New trends in retirement mean changes to the way people plan and invest for the future. RBC Wealth Management-US examined the issue and identified five developing trends, presented in our linked article for your enlightenment.
First of all, the modern family is changing – movement has been apparent for decades, but the pattern is now solidifying. For example, in the 1960s, around three-quarters of American children lived in homes with two parents. These days, a bit more than half live with a single parent.
How did the change come about? Easier divorce, lessening of the social stigma of living together and the simple decision of single people, particularly busy professionals, to have children without waiting for marriage have all played a part. The closely watched millennial generation seems particularly likely to wait longer to get married, or simply not bother at all. The new family has specific funding capabilities and planning needs that call for a fresh approach from financial advisors.

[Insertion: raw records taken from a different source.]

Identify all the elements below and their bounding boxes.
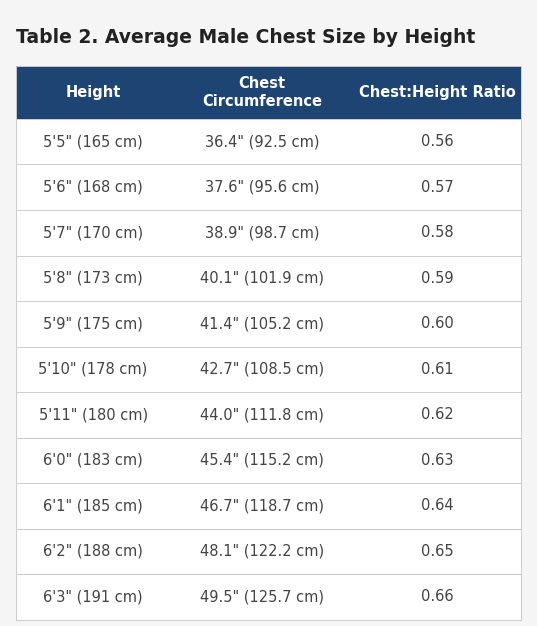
Text: 0.66: 0.66 bbox=[422, 590, 454, 605]
Text: 0.58: 0.58 bbox=[422, 225, 454, 240]
Text: 0.60: 0.60 bbox=[421, 316, 454, 331]
Text: 5'8" (173 cm): 5'8" (173 cm) bbox=[43, 271, 143, 286]
Text: 5'7" (170 cm): 5'7" (170 cm) bbox=[43, 225, 143, 240]
Text: 6'3" (191 cm): 6'3" (191 cm) bbox=[43, 590, 143, 605]
Text: 0.59: 0.59 bbox=[422, 271, 454, 286]
Text: 0.61: 0.61 bbox=[422, 362, 454, 377]
Text: 37.6" (95.6 cm): 37.6" (95.6 cm) bbox=[205, 180, 320, 195]
Text: 0.62: 0.62 bbox=[421, 408, 454, 423]
Text: 0.57: 0.57 bbox=[421, 180, 454, 195]
Text: Height: Height bbox=[66, 85, 121, 100]
Text: Table 2. Average Male Chest Size by Height: Table 2. Average Male Chest Size by Heig… bbox=[16, 28, 475, 47]
Text: 5'10" (178 cm): 5'10" (178 cm) bbox=[39, 362, 148, 377]
Bar bbox=[0, 16, 537, 59]
Text: 49.5" (125.7 cm): 49.5" (125.7 cm) bbox=[200, 590, 324, 605]
Text: 40.1" (101.9 cm): 40.1" (101.9 cm) bbox=[200, 271, 324, 286]
Text: 0.63: 0.63 bbox=[422, 453, 454, 468]
Text: 0.65: 0.65 bbox=[422, 544, 454, 559]
Text: 48.1" (122.2 cm): 48.1" (122.2 cm) bbox=[200, 544, 324, 559]
Text: 0.64: 0.64 bbox=[422, 498, 454, 513]
Text: 45.4" (115.2 cm): 45.4" (115.2 cm) bbox=[200, 453, 324, 468]
Text: 0.56: 0.56 bbox=[422, 134, 454, 149]
Text: Chest
Circumference: Chest Circumference bbox=[202, 76, 322, 109]
Text: 5'11" (180 cm): 5'11" (180 cm) bbox=[39, 408, 148, 423]
Text: 5'6" (168 cm): 5'6" (168 cm) bbox=[43, 180, 143, 195]
Bar bbox=[16, 66, 521, 119]
Text: 6'2" (188 cm): 6'2" (188 cm) bbox=[43, 544, 143, 559]
Bar bbox=[16, 66, 521, 620]
Text: 44.0" (111.8 cm): 44.0" (111.8 cm) bbox=[200, 408, 324, 423]
Text: Chest:Height Ratio: Chest:Height Ratio bbox=[359, 85, 516, 100]
Bar bbox=[16, 119, 521, 620]
Text: 42.7" (108.5 cm): 42.7" (108.5 cm) bbox=[200, 362, 324, 377]
Text: 36.4" (92.5 cm): 36.4" (92.5 cm) bbox=[205, 134, 320, 149]
Text: 46.7" (118.7 cm): 46.7" (118.7 cm) bbox=[200, 498, 324, 513]
Text: 6'0" (183 cm): 6'0" (183 cm) bbox=[43, 453, 143, 468]
Text: 38.9" (98.7 cm): 38.9" (98.7 cm) bbox=[205, 225, 320, 240]
Text: 5'5" (165 cm): 5'5" (165 cm) bbox=[43, 134, 143, 149]
Text: 6'1" (185 cm): 6'1" (185 cm) bbox=[43, 498, 143, 513]
Text: 5'9" (175 cm): 5'9" (175 cm) bbox=[43, 316, 143, 331]
Text: 41.4" (105.2 cm): 41.4" (105.2 cm) bbox=[200, 316, 324, 331]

Next, consider the trend for longevity and better health. In the US, people can expect to live longer and be healthy enough to enjoy their extended golden years. Older people often remain active, starting businesses and finding a host of ways to generate income post-retirement – if that condition can be said to even apply. This means more resources in the hands of seniors than ever, which can be put to good work in investments.
The downside to longevity is increased pressure on chronically underfunded Medicare. RBC’s specialists expect Medicare premiums to rise for those still in the workforce, while the organization itself will have to find ways to make medical care more affordable. Changes are unavoidable and are likely to be contentious.